Edward Shorter spotlights the difficulty in diagnosing personality disorders:
Psychiatrists had a seat-of-the pants definition of a PD: "If your first impression of your patient is that he is an asshole, then he probably has a personality disorder." And what kind of disorder was this anyway, an illness in which the identified patient thinks he personally is fine but is making everyone around him unhappy? This is not like psychosis.
You can see why the drafters of [the newest version of The Diagnostic and Statistical Manual], due this May, have despaired. They wanted something clinically relevant and that also would sound vaguely like science (which psychoanalysis certainly didn’t). It will be interesting to see how the APA sorts this out.
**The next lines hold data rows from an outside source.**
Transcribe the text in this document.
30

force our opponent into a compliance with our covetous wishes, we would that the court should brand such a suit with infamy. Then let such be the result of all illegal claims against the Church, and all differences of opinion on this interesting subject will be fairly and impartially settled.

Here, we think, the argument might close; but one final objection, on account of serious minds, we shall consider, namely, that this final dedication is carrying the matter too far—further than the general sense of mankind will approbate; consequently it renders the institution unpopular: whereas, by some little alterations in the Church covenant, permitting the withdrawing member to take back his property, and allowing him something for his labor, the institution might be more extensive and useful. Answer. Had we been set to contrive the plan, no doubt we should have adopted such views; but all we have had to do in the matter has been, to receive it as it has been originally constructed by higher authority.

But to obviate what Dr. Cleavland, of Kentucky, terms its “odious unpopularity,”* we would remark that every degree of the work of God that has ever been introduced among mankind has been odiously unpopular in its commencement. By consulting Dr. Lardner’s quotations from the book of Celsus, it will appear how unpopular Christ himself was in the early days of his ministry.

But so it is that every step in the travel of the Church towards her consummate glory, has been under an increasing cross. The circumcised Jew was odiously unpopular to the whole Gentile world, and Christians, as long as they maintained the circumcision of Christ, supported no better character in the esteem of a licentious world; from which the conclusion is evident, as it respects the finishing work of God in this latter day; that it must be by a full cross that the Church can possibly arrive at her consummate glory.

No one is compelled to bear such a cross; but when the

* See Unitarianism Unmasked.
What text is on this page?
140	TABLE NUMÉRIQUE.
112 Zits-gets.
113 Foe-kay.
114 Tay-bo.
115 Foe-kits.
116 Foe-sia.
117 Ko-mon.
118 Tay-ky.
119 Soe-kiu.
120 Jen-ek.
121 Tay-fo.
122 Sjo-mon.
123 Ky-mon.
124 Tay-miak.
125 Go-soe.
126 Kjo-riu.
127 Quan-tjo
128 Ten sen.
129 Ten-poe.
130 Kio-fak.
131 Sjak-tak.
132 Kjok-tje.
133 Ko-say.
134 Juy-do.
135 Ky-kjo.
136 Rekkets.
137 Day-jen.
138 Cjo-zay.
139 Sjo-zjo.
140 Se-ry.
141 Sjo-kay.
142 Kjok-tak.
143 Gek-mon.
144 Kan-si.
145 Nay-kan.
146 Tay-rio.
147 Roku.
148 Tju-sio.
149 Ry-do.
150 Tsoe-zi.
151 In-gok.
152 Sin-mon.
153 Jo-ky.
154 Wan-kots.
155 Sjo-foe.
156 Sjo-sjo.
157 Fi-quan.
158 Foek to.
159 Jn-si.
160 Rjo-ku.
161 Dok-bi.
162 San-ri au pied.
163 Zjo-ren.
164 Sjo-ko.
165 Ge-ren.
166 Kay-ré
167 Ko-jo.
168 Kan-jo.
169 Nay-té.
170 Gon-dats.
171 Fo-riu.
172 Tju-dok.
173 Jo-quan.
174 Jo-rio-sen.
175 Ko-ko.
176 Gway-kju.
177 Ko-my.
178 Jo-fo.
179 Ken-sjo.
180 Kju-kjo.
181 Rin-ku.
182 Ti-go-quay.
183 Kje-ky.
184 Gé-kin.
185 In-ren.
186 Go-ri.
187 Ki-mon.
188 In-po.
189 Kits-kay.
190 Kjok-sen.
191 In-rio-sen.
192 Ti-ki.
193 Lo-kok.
Personality disorders exist not as natural phenomena but as cultural phenomena: We as a society need some way of identifying people who can’t quite get it all together. But is this an illness that psychiatrists can treat? In the way that they treat schizophrenia with Zyprexa and depression with Prozac? What do we, as a society in 2012, do with people who can’t quite get it all together?
Despite the expected revision of the overly complex and often indistinguishable subtypes of personality disorder – these have been kept as they were. Posttraumatic stress disorder has been tinkered with – apparently to pay "more attention to the behavioral symptoms" and presumably to exclude ‘PTSD after seeing things on the TV’ – a change included in all the drafts. Perhaps most controversially, the bereavement exclusion will be removed from the diagnosis of depression – meaning you could be diagnosed and treated for depression just two weeks after a loss if you fulfil the diagnostic criteria.